Около института имени Плеханова. 3-й корпус.
Да, мы впали в глубокое уныние. Действительно, никто и не предполагал, что развлекать здесь не намерены. Но мы и не представляли, какие вообще развлечения возможны в домах отдыха в начале 90-х, когда произошло столько изменений после развала союза. Бильярд, катание на лошадях, сауна, кинотеатр, — если щедро выложиться, они предоставлялись только днем. Вечерний же досуг, похоже, у каждого личный. Поскольку даже в коридорах никакого оживления не наблюдалось.
Самая деятельная, каким-то воодушевлением толкаемая, Вера отправлялась несколько раз на разведку и добросовестно обошла все этажи, заглядывая даже в темные закутки корпуса. Она разведывала, не затевают ли где-нибудь под сурдинку какое-нибудь веселье с привлечением общественности, которая томилась от безделья по отдельным номерам. Ну, дискотека какая-нибудь…
Пессимизмом придавленные, мы с Валери лениво развалились поверх казенных покрывал и единственно развлекались представлением, которое выдавала нам Вера своим беспокойным беганием, — то исчезая, то возникая в комнате. С последней вылазки они вернулась, облизываясь, и пожаловалась, что третий этаж жизненно более благополучен — бурлит и пенится от подвижности и шумности. Двери на этаже все распахнуты, и наблюдается перемещение народа из одного номера в другой.
Отчаянно, Вера бросила призыв подниматься с надоевших, ленью и тоской пленяющих кроватей, которые змеиными отростками Тифона пленяют своих жертв и оковывают их неподвижностью. Мы с Валери неуверенно покосились на лихорадившую подругу, не решаясь предпринять поход за приключениями. Ну, не слоняться же нам демонстративно по коридорам! Не так уж трагично складываются обстоятельства, чтобы пользоваться положением легкомысленных девиц.
— Нас еще не довели до этого! — от досады взорвалась Вера. — Заплатили за два дня заключения в этих четырех стенах, которые можно покинуть лишь для того, чтобы поесть в столовой! Тоскливейшее времяпрепровождение! Мы просто законченные идиотки!
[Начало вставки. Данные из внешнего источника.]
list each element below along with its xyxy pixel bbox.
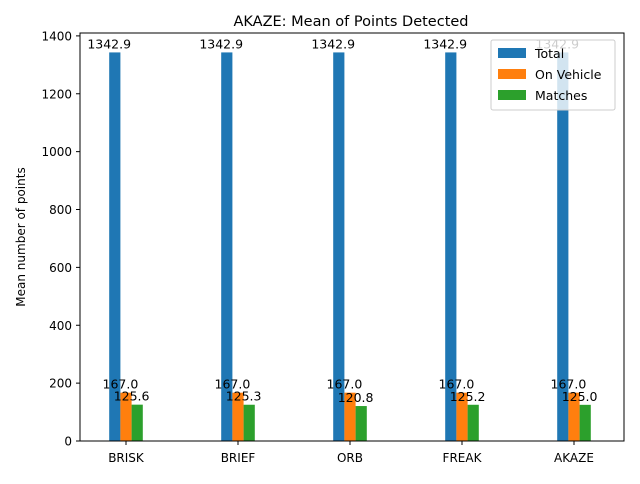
bar-value-label: 1342.9	[423, 36, 467, 51]
y-axis-label: Mean number of points	[14, 167, 28, 306]
bar	[232, 392, 244, 441]
bar-value-label: 167.0	[103, 377, 139, 392]
chart-title: AKAZE: Mean of Points Detected	[233, 14, 468, 30]
bar-value-label: 125.2	[450, 389, 486, 404]
x-tick-label: BRISK	[108, 451, 145, 465]
bar	[109, 52, 121, 442]
bar	[243, 404, 255, 441]
y-tick-label: 400	[49, 319, 72, 333]
x-tick-label: ORB	[337, 451, 363, 465]
legend-label: On Vehicle	[535, 67, 602, 82]
y-tick-label: 0	[64, 435, 72, 449]
legend-label: Total	[534, 46, 564, 61]
bar-value-label: 1342.9	[87, 36, 131, 51]
bar	[131, 404, 143, 441]
legend-label: Matches	[535, 88, 587, 103]
y-tick-label: 1400	[41, 29, 72, 43]
bar	[568, 392, 580, 441]
legend-swatch	[498, 48, 526, 58]
bar-value-label: 167.0	[215, 377, 251, 392]
bar-value-label: 167.0	[551, 377, 587, 392]
bar	[355, 406, 367, 441]
y-tick-label: 800	[49, 203, 72, 217]
x-tick-label: BRIEF	[221, 451, 256, 465]
bar-value-label: 1342.9	[199, 36, 243, 51]
plot-frame	[79, 32, 625, 442]
bar	[445, 52, 457, 442]
bar	[467, 404, 479, 441]
bar	[221, 52, 233, 442]
bar	[456, 392, 468, 441]
bar	[557, 52, 569, 442]
plot-area: 1342.91342.91342.91342.91342.9167.0167.0…	[41, 29, 625, 465]
bar	[333, 52, 345, 442]
bar	[579, 404, 591, 441]
y-tick-label: 200	[49, 377, 72, 391]
x-tick-label: AKAZE	[554, 451, 594, 465]
x-tick-label: FREAK	[443, 451, 483, 465]
bar	[344, 392, 356, 441]
bar-value-label: 125.6	[114, 389, 150, 404]
y-tick-label: 1200	[41, 87, 72, 101]
y-tick-label: 600	[49, 261, 72, 275]
legend-swatch	[498, 90, 526, 100]
bar-value-label: 125.3	[226, 389, 262, 404]
legend-swatch	[498, 69, 526, 79]
bar-value-label: 167.0	[327, 377, 363, 392]
bar-value-label: 167.0	[439, 377, 475, 392]
bar-value-label: 125.0	[562, 389, 598, 404]
bar-value-label: 120.8	[338, 390, 374, 405]
bar	[120, 392, 132, 441]
y-tick-label: 1000	[41, 145, 72, 159]
bar-value-label: 1342.9	[311, 36, 355, 51]
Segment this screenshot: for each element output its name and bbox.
Когда Вера вынесла свой окончательный приговор, кто-то вежливо постучал в дверь… Как по сигналу, который мы дождались, мы хором, почти в унисон, вскричали:
— Входите!
Какой посетитель мог быть именно к нам? У каждой из нас мгновенно мелькнуло: кто-то ошибся номером. Или какая-нибудь гадкая уборщица, — гадкая, потому что своим вторжением зря встревожила нас.
Мы надеялись, где-то внутри, подспудно. Мы лелеяли в глубинах потаенных тлеющий огонек, который мог бы вспыхнуть пламенем, если на него мысленно капать. Что-то есть в этом мысленном нагнетании, когда желаемое, о чем упорно думаешь, превращается-таки в действительное.
Удрученный наш вид сразу преобразился. Мы просветлели, будто на нас направили прожектора. Нашим глазам, расширенным от приятной неожиданности, предстал наш новый знакомый, которого мы считали потерянным и едва ли приобретенным час назад.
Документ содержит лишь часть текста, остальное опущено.